Include in the handin directory a short text file called extra-credit with a description of the exact technique you used to implement this feature.

Collaboration policy

You must write all the code you hand in for the programming assignments, except for code that we give you as part of the assigment. You are not allowed to look at anyone else's solution. You may discuss the assignments with other students, but you may not look at or copy each others' code.

Hand-In Procedure

You must submit two files:

To build a software distribution, run the following commands (from the directory where your source files are located):

% cd ..
% tar cf edu.tar lab1/
% gzip edu.tar
%
(If the name of the directory containing your sources is not lab1, then substitute the appropriate name in the second command above.)

To create a script file, use the script command. When you run script, everything you type gets saved in a file called typescript. Press CTRL-D to finish the script. For example:

% script
Script started, output file is typescript
% ./edu_keygen my_key.priv my_key.pub 
% yes "test" | head -1000 > a_file
% ./edu_encrypt my_key.pub a_file an_encrypted_file
% ./edu_decrypt my_key.priv an_encrypted_file a_decrypted_file
% diff a_file a_decrypted_file
% 
% ...
% yes "test" | head -1015 > a_file
% ./edu_encrypt my_key.pub a_file an_encrypted_file
% ./edu_decrypt my_key.priv an_encrypted_file a_decrypted_file
% diff a_file a_decrypted_file
% 
% ^D
% ^D Script done, output file is typescript 
% 

To turn in your distribution and script file, copy the files edu.tar.gz and typescript to the directory ~class/handin/lab1/logname (where logname is your login name on the class machines):

% cp edu.tar.gz typescript ~class/handin/lab1/`logname`/
% 

If you have any problems with/question about the submission, please contact the TA or the instructor at email address

This completes the lab.


Useful Functions from the dcrypt Library

Below is a description of some of the functions implemented in the dcrypt library that you may find useful in completing the assignment. You will need to include the dcrypt.h header file to access these functions. You may also want to take a look at these sample programs (tst.c, tst_sha1.c) to see some of these functions in action.

Data serialization

Pseudo-Random Number Generation Functions

The libraries you are using contain a cryptographic pseudo-random number generator, whose state is kept in a global 16-byte array called prng_state.

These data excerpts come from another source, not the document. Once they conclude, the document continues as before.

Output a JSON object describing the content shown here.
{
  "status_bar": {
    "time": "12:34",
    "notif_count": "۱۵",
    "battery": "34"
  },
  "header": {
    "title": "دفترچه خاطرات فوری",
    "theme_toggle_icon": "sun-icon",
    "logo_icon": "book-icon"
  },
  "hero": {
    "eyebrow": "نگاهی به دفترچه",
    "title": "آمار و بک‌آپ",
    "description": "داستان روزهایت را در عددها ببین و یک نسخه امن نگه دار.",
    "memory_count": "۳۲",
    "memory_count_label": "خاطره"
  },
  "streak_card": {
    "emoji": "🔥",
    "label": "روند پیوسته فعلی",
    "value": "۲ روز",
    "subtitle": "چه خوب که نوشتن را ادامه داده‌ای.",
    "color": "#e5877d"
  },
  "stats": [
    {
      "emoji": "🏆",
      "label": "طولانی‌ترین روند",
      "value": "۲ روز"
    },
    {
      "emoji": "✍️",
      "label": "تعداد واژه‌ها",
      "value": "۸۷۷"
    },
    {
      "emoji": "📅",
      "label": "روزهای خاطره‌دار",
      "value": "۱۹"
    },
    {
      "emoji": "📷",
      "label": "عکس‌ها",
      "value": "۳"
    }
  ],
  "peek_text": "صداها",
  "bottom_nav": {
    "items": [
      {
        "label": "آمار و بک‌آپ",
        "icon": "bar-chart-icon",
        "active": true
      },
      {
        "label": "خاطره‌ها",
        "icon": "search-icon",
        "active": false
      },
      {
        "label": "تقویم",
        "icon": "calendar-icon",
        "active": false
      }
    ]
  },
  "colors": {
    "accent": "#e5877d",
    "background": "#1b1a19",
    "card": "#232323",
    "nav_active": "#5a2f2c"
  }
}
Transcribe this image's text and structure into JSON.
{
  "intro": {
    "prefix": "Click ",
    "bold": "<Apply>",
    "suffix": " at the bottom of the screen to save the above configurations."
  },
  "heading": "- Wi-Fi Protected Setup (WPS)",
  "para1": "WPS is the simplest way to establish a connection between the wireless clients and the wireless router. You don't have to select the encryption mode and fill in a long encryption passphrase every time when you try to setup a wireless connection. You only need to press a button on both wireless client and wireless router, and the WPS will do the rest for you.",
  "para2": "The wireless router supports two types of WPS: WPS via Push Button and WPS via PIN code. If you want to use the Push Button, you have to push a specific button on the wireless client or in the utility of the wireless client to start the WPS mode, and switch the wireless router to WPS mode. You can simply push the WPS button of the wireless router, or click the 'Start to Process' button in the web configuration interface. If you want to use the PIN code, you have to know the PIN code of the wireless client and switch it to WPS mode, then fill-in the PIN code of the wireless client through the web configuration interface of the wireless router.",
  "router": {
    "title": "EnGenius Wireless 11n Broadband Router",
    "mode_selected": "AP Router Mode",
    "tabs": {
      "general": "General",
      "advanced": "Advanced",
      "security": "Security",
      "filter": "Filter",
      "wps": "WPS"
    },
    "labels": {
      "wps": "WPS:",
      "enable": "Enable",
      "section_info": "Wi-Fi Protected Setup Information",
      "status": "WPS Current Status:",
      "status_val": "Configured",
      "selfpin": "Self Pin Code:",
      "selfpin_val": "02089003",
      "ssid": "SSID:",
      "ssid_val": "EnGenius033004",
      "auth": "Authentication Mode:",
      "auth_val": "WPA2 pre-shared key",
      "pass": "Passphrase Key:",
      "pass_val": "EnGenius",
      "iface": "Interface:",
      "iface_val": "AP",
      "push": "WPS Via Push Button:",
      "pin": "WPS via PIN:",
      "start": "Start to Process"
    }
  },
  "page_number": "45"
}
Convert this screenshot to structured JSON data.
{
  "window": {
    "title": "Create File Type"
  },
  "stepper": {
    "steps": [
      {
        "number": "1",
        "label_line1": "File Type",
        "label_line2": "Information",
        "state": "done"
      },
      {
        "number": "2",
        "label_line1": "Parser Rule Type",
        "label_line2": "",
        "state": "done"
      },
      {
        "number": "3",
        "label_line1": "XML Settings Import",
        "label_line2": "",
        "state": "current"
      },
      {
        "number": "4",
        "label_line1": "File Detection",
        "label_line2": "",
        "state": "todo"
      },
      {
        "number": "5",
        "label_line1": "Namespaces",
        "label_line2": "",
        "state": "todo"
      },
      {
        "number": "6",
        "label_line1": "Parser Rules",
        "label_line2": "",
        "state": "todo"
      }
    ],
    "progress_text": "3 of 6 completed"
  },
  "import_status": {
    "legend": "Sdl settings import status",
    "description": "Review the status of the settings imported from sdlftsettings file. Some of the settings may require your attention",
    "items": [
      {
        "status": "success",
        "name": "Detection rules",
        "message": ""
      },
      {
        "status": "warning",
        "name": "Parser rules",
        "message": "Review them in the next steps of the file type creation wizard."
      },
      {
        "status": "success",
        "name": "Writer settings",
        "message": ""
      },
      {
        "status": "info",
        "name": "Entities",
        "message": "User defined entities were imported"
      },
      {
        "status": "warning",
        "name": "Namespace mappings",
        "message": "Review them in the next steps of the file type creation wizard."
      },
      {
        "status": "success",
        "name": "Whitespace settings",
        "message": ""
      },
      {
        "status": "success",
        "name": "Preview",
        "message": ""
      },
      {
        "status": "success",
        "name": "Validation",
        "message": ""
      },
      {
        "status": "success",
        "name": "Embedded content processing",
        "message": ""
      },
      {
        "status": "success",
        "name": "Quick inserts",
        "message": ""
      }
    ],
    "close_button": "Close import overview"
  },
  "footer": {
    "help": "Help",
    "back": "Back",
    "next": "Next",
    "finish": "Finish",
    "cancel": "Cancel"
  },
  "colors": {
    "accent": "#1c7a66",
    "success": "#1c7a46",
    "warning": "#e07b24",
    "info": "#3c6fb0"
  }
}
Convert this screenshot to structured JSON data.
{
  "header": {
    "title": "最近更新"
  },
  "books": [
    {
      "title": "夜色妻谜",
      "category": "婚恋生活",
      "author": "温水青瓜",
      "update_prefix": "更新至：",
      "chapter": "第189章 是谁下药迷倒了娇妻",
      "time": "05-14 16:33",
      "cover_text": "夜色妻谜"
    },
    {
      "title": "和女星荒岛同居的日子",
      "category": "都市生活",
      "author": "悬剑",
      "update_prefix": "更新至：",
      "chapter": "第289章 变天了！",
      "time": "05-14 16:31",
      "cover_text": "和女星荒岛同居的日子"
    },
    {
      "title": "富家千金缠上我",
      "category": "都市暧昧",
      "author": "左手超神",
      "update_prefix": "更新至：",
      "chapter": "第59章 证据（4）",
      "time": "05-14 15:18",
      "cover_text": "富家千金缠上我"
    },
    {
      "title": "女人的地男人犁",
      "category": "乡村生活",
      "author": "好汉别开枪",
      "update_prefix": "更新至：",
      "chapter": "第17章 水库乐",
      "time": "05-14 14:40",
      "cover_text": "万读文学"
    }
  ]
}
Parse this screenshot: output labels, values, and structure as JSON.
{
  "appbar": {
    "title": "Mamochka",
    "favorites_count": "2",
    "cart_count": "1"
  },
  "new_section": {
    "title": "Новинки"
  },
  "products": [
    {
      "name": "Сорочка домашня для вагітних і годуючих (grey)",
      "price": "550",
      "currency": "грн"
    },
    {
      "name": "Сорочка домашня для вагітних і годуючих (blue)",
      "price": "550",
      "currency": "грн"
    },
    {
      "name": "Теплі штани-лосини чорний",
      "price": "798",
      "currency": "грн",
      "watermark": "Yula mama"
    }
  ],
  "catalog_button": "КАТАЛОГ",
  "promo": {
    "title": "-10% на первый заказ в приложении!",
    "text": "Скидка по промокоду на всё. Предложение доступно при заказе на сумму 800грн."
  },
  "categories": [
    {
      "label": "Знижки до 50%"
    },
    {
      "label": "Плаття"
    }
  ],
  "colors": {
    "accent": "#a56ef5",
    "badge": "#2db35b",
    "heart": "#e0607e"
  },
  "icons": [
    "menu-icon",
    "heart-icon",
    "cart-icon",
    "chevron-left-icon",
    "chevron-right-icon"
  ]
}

Before using the random number generator, you must initialize it.

Symmetric-Key Encryption Functions

For actually encrypting and decrypting file data, you will use the Rijndael [FIPS-197] block cipher (also called AES---Advanced Encryption Standard). Rijndael is a 128-bit block cipher. It supports two operations--encryption, and decryption. Encryption transforms 16 bytes (128 bits) of plaintext data into 16 bytes of ciphertext data using a secret key. Someone who does not know the secret key cannot recover the plaintext from the ciphertext. The decryption algorithm, given knowledge of the secret key, transforms ciphertext into plaintext.

The libraries you are using define a struct called aes_ctx that you should use to hold secret keys for AES. You should manipulate your AES secret keys with the following functions:

Public-Key Encryption Functions

If you only used symmetric-key cryptography, you would need to exchange a secret key with all the friends with whom you want to have confidential communication. With Public-Key Cryptography, instead, you can give all your friend the same public key, and they will be able to send you encrypted content that only you can recover. Similarly, you only need to know your friend's public key to create a ciphertext that only he/she will be able to decrypt. The libraries you are going to use contain an implementation of two very well-known Public-Key Encryption schemes: Rabin [Wil80] and ElGamal [ElG86] To complete the assignment, you don't need to know anything about how these schemes work, except for the interface that they provide, which is described below:

Cryptographic Hash Functions

The SHA-1 [FIPS-180-1] hash function hashes an arbitrary-length input (up to 2^64 bytes) to a 20-byte output. SHA-1 is known as a cryptographic hash function. While nothing has been formally proven about the function, it is generally assumed that SHA-1 is one-way and collision-resistant. These properties are defined as follows:

The libraries you are using contain an implementation of SHA-1.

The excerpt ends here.